Трасса проходит, где прежде сопки вековали, знаете? Так это я сопки убирал – где мешали; взрывник был, любил дело. Километра полтора там – моё, часть – с «ломиков». «Ломики» – знаете? На таёжной сопке в мороз человек пятнадцать пробивают цепочку лунок, чтобы сделать первый взрыв, потом затянуть бульдозер и буровую установку. После каждого взрыва трасса будет шириться и оседать, опускаться к реке Гилюй… Но пока вокруг нетронутая тайга, под толщей снега окаменевший мох, под ним твердь – стальной лом искрит. Если лунка в ладонь глубиной выйдет – и ладно. Темнеет быстро, народ гурьбой у костра, я сыплю из красных вощёных патронов в огонь жёлтый порошок – аммонит, кто-то подливает в пламя солярку – промороженная лиственница не горит, а сушняком не запаслись. Запах убийственный. Лица чумазы, зубы белы. А кто-то в черноте за костром лупит ломом в скалу, поглубже хочет свою лунку сделать.

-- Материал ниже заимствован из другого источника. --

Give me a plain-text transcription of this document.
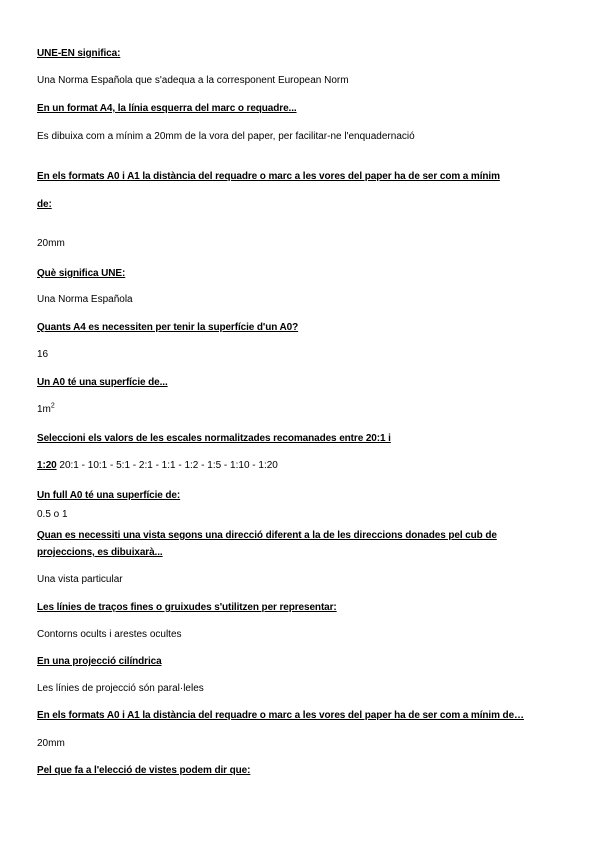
UNE-EN significa:
Una Norma Española que s'adequa a la corresponent European Norm
En un format A4, la línia esquerra del marc o requadre...
Es dibuixa com a mínim a 20mm de la vora del paper, per facilitar-ne l'enquadernació
En els formats A0 i A1 la distància del requadre o marc a les vores del paper ha de ser com a mínim
de:
20mm
Què significa UNE:
Una Norma Española
Quants A4 es necessiten per tenir la superfície d'un A0?
16
Un A0 té una superfície de...
$1m^2$
Seleccioni els valors de les escales normalitzades recomanades entre 20:1 i
1:20 20:1 - 10:1 - 5:1 - 2:1 - 1:1 - 1:2 - 1:5 - 1:10 - 1:20
Un full A0 té una superfície de:
0.5 o 1
Quan es necessiti una vista segons una direcció diferent a la de les direccions donades pel cub de
projeccions, es dibuixarà...
Una vista particular
Les línies de traços fines o gruixudes s'utilitzen per representar:
Contorns ocults i arestes ocultes
En una projecció cilíndrica
Les línies de projecció són paral·leles
En els formats A0 i A1 la distància del requadre o marc a les vores del paper ha de ser com a mínim de…
20mm
Pel que fa a l'elecció de vistes podem dir que:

В мехбате Валера служил. Душу открыл: «Ничего лучше нет, чем экскаватором управлять! Понимаешь, когда вгрызаюсь, захватываю, поднимаю ковшом взорванный грунт, сбрасываю в самосвал, я чувствую себя мужчиной! Ничего лучшего в жизни нет!..» Вдохновение на лице – какого на лицах поэтов и спортсменов не всяк видел. Этим и запомнился.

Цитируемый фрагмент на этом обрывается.